72 In summary, as the above analysis demonstrates, the question whether conduct which is alleged to have occurred - as in the present case - between a prospective employer and a prospective employee can be conduct in trade or commerce is an open question. There are authorities to the effect that a claim under s 18 of the ACL (or its predecessor, s 52 of the TP Act) based upon an allegation concerning pre-contractual conduct by a prospective employer to a prospective employee may be conduct in trade or commerce, and that an allegation to that effect should not be struck out: see e.g. Barto v GPR Management Services Pty Ltd [1991] FCA 659; (1991) 33 FCR 389 (Wilcox J) and Stoelwinder v Southern Health Care Network [2000] FCA 444; (2000) 177 ALR 501 (Finkelstein J). Further, in Walker, Rakic and Russell such conduct was found - on a final basis - to have been conduct in trade or commerce for the purposes of s 52 of the TP Act or s 18 of the ACL.

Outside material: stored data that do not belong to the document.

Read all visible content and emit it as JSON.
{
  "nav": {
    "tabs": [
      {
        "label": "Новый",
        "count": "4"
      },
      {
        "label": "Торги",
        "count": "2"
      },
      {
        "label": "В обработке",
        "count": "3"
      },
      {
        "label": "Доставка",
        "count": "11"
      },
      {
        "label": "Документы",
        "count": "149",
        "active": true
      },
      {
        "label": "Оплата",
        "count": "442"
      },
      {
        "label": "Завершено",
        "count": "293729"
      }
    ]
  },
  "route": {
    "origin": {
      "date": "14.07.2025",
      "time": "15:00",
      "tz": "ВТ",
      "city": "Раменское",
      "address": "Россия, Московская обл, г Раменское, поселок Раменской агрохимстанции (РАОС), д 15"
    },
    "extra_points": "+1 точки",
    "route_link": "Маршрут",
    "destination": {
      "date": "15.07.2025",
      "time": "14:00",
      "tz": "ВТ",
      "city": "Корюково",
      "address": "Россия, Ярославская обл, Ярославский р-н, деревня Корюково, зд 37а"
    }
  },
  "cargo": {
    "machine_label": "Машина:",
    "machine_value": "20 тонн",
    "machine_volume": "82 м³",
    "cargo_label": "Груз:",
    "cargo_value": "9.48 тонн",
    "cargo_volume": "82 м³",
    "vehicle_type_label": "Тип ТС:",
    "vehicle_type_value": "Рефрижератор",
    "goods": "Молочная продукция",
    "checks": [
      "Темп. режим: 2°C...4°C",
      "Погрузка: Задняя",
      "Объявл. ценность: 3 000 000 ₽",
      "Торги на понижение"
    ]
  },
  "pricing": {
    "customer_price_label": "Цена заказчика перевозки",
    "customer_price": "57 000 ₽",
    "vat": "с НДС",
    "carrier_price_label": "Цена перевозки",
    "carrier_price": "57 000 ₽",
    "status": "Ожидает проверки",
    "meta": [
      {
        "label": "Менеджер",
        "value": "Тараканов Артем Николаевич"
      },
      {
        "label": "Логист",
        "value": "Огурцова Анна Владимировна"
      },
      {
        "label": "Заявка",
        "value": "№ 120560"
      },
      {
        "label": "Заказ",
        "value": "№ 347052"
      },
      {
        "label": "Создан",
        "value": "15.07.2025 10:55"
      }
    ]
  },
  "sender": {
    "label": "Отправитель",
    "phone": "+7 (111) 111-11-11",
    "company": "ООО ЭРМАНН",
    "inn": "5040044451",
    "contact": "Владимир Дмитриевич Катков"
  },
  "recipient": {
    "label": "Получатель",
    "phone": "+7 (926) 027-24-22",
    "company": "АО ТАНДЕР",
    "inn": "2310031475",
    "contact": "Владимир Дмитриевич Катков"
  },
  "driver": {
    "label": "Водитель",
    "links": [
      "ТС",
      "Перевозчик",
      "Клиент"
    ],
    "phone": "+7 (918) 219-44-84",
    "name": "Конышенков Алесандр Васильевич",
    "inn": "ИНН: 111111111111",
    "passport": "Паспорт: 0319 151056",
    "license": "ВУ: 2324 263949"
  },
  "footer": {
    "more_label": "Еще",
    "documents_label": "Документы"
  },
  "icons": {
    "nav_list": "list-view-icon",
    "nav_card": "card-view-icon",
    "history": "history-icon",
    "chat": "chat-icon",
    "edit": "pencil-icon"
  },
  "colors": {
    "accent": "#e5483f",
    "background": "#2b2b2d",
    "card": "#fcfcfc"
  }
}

73 I note that in the cases discussed above the person alleged to have engaged in the contravening conduct was the prospective or extant employer, and that in the present case the person alleged to have engaged in the contravening conduct is the prospective employee. However, I do not regard this as a point of distinction that compels a conclusion that the alleged misrepresentations cannot have been conduct in trade or commerce. No authority has been cited to the Court to the effect that a representation made by a prospective employee to a prospective employer cannot be conduct in trade or commerce. To adopt the expression of Wilcox J in Barto at 395, it cannot be said, without an investigation of the facts, that the proposition that such conduct is conduct in trade or commerce is so clearly untenable as to justify striking out a pleading which relies upon it. Those facts may include the terms of the draft employment contract, including any post-employment restraints upon Mr Dove such as those set out at cll 20.6 to 20.8 of his employment contract (cf Russell at [174]).
74 For all of the above reasons, ground 1 fails.